Deductive systems were developed to formalize mathematical reasoning. The structure of Hilbert systems such as \( H \) imitates the style of mathematical theories: a small number of axioms, modus ponens as the sole rule of inference and proofs as linear sequences of formulas. The problem with Hilbert systems is that they offer no guidance on how to find a proof of a formula. Gentzen systems such as \( G \) (and variants that use sequents or natural deduction) facilitate finding proofs because all formulas that appear are subformulas of the formula to be proved or their negations.

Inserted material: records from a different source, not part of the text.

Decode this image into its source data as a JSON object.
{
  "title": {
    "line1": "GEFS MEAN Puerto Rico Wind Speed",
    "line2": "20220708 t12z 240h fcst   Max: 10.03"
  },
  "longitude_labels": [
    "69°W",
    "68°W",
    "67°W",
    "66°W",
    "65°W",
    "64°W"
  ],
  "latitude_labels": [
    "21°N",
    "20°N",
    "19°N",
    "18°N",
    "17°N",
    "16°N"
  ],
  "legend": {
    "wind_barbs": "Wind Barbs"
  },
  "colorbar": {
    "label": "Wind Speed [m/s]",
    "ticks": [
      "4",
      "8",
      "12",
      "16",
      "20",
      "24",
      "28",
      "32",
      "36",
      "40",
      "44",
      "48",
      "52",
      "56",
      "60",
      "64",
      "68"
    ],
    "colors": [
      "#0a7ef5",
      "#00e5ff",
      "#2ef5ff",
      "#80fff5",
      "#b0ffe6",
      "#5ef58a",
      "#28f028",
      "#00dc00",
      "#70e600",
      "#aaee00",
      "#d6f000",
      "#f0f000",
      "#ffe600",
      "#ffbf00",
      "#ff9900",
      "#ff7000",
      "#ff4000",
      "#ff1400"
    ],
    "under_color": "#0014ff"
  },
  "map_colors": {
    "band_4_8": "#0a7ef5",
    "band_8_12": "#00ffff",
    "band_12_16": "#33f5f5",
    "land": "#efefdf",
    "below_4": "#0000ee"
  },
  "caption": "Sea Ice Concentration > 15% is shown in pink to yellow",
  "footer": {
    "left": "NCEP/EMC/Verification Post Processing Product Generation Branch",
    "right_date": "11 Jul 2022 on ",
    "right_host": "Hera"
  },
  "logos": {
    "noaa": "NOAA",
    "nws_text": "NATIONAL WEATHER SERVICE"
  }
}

Both the deductive systems \( G \) and \( H \) are sound and complete. Completeness of \( G \) follows directly from the completeness of the method of semantic tableaux as a decision procedure for satisfiability and validity in propositional logic. However, the method of semantic tableaux is not very efficient. Our task in the next chapters is to study more efficient algorithms for satisfiability and validity.

3.11 Further Reading

Our presentation is based upon Smullyan (1968) who showed how Gentzen systems are closely related to tableaux. The deductive system \( H \) is from Mendelson (2009); he develops the theory of \( H \) (and later its generalization to first-order logic) without recourse to tableaux. Huth and Ryan (2004) base their presentation of logic on natural deduction. Velleman (2006) will help you learn how to prove theorems in mathematics.

3.12 Exercises

3.1

Prove in \( G \):

$$ \begin{array}{l} \vdash (A \mathbin {\rightarrow }B) \mathbin {\rightarrow }(\neg \,B \mathbin {\rightarrow }\neg \,A), \\[2pt] \vdash (A \mathbin {\rightarrow }B) \mathbin {\rightarrow }((\neg \,A \mathbin {\rightarrow }B) \mathbin {\rightarrow }B), \\[2pt] \vdash ((A\mathbin {\rightarrow }B) \mathbin {\rightarrow }A) \mathbin {\rightarrow }A. \end{array} $$

3.2

Prove that if ⊢U in \( G \) then there is a closed semantic tableau for \(\bar{U}\) (the forward direction of Theorem 3.7).

3.3

Prove the derived rule modus tollens:

$$ \frac{\vdash \neg \,B\hspace{5em}\vdash A\mathbin {\rightarrow }B}{\vdash \neg \,A}. $$

3.4

Give proofs in \( G \) for each of the three axioms of \( H \).

3.5

Prove ⊢(¬ A→A)→A (Theorem 3.31) in \( H \).

3.6

Prove ⊢(A→B)∨(B→C) in \( H \).

3.7

Prove ⊢((A→B)→A)→A in \( H \).

3.8

Prove {¬ A}⊢(¬ B→A)→B in \( H \).

3.9

Prove Theorem 3.34 in \( H \):

• ⊢A→A∨B,

• ⊢B→A∨B,

• ⊢(A→B)→((C∨A)→(C∨B)).

3.10

Prove Theorem 3.35 in \( H \):

• ⊢A∨(B∨C)↔(A∨B)∨C.

3.11

Prove Theorem 3.36 in \( H \):

• ⊢A∨(B∧C)↔(A∨B)∧(A∨C),

• ⊢A∧(B∨C)↔(A∧B)∨(A∧C).

3.12

Prove that Axiom 2 of \( H \) is valid by constructing a semantic tableau for its negation.

3.13

Complete the proof that if U′⊆U and ⊢⋁U′ then ⊢⋁U (Lemma 3.40).

3.14

Prove the last two formulas of Exercise 3.1 in \( H \).

3.15

* Prove Axiom 3 of \( H \) in \( H^\prime \).

3.16

* Prove that the Gentzen sequent system \( S \) is sound and complete.

3.17

* Prove that a set of formulas U is inconsistent if and only if there is a finite set of formulas {A ₁,…,A _n }⊆U such that ⊢¬ A ₁∨⋯∨¬ A _n .

3.18

A set of formulas U is maximally consistent iff every proper superset of U is not consistent. Let S be a countable, consistent set of formulas. Prove:

1. 1.

   Every finite subset of S is satisfiable.

2. 2.

   For every formula A, at least one of S∪{A}, S∪{¬ A} is consistent.

3. 3.

   S can be extended to a maximally consistent set.